La Suisse a importé 42'856 kilos de vanille en 2006. Puddings, flans, biscuits glacés, thés, yoghourts ou chocolat : c’est l'arôme le plus utilisé de l'agro-alimentaire. Sans oublier la parfumerie et la cosmétique qui ne sauraient s'en passer. Pourtant, l'arôme vanille n'est, de loin, pas toujours authentique.
La naissance de l'arôme
ABE s'est rendu dans une serre du jardin botanique de Bâle spécialisée dans la culture des orchidées. Dans la famille des orchidées, 110 sont du genre « vanille ». Seules trois d'entre elles sont cultivées à des fins commerciales : la « vanilla pompona », la « vanilla Tahitensis » ou vanille de Tahiti et puis celle qui représente l'essentiel des cultures, la « vanilla planifolia ». L'orchidée vanille est une liane qui a besoin de l'ombre et du support d'un autre arbre pour se développer. Dans les cultures, elle sera par exemple mélangée au poivrier ou à l'acacia.
Un peu d'histoire
La culture de la vanille est aujourd'hui l'apanage de Madagascar, leader incontesté du marché, avec plus de 80% de la production mondiale. Mais la vanille est en fait originaire du Mexique. Les Aztèques sont les premiers à employer la vanille qui arrivera en Europe au XVIe siècle grâce aux conquérants espagnols. Le roi de France tente à l'époque d'introduire la vanille à la Réunion, une île que les Français appellent alors l'Ile Bourbon. Ainsi naît l'appellation « Vanille Bourbon », qui aujourd'hui est (en principe) réservées à trois îles : la Réunion, les Comores et Madagascar.

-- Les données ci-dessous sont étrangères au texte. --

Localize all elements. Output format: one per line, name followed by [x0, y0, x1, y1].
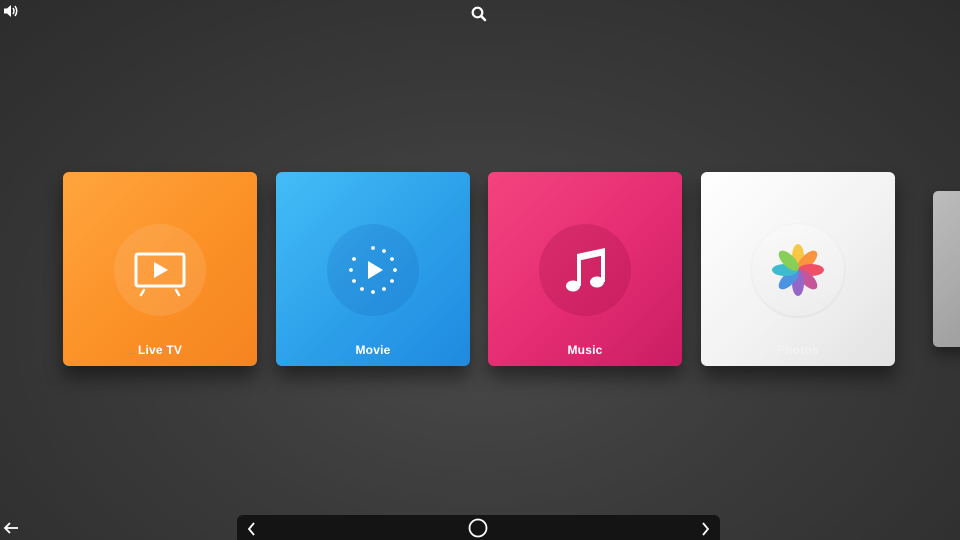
next-card-peek[interactable] [933, 191, 960, 347]
music-icon-badge [539, 224, 631, 316]
home-circle-icon [468, 518, 488, 538]
chevron-right-icon [702, 522, 710, 536]
live-tv-card[interactable]: Live TV [63, 172, 257, 366]
bottom-nav-bar [237, 515, 720, 540]
photos-pinwheel-icon [772, 244, 824, 296]
previous-button[interactable] [245, 521, 259, 537]
photos-card[interactable]: Photos [701, 172, 895, 366]
app-card-row: Live TV Movie Music Photos [0, 0, 960, 540]
card-label: Music [567, 343, 603, 357]
card-label: Live TV [137, 343, 183, 357]
card-label: Photos [777, 343, 819, 357]
movie-icon-badge [327, 224, 419, 316]
back-button[interactable] [2, 520, 20, 536]
music-card[interactable]: Music [488, 172, 682, 366]
home-button[interactable] [468, 518, 488, 538]
back-arrow-icon [3, 522, 18, 534]
next-button[interactable] [698, 521, 712, 537]
photos-icon-badge [752, 224, 844, 316]
chevron-left-icon [247, 522, 255, 536]
movie-card[interactable]: Movie [276, 172, 470, 366]
music-note-icon [566, 248, 605, 292]
tv-play-icon [134, 252, 186, 297]
card-label: Movie [355, 343, 391, 357]
movie-play-icon [349, 246, 397, 294]
live-tv-icon-badge [114, 224, 206, 316]
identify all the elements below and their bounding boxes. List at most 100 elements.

Il faudra attendre 1841 pour que les plantations françaises à La Réunion donnent enfin des fruits. Un jeune esclave, Edmond Albius, se substitue à l'abeille mélipone et invente la méthode de pollinisation artificielle encore employée aujourd'hui : il met manuellement en contact le pollen avec le pistil séparés par une membrane.
De la fleur à la gousse
Les plants fleurissent successivement pendant 2 à 3 mois. Il faut procéder à la pollinisation très rapidement : « les fleurs de vanille ne reste qu'un jour. On a donc très peu de temps pour procéder à la pollinisation. On aura alors une seule gousse par fleur, ça représente beaucoup de travail » explique Sebastian Leuzinger, botaniste à l'Institut de botanique de l'Université de Bâle. Toutes les fleurs ne s'ouvrent, heureusement, pas en même temps. Huit à neuf mois après la pollinisation, c'est l'heure de la récolte. Les gousses encore vertes subissent une série de traitements qui vont enclencher le processus de formation des arômes. L'échaudage d'abord : les gousses sont chauffées à une soixantaine de degrés durant trois minutes. Suit l'étuvage : on maintient les gousses au chaud et à l'humidité pendant 24 à 72 heures. Une étape qui leur donne leur fameuse couleur brune. Elles passent ensuite quelques mois de séchage au soleil, puis à l'ombre, jusqu'à obtenir un taux de 18 à 20% d'humidité. Les gousses sont ensuite calibrées, rassemblées en bottillons selon leur qualité, et conservées dans des malles en bois ou fer blanc pour la période dite d'affinage, durant laquelle les arômes de la vanille vont se développer. Au final, 1 kg de vanille verte donne quelque 250 g de vanille sèche.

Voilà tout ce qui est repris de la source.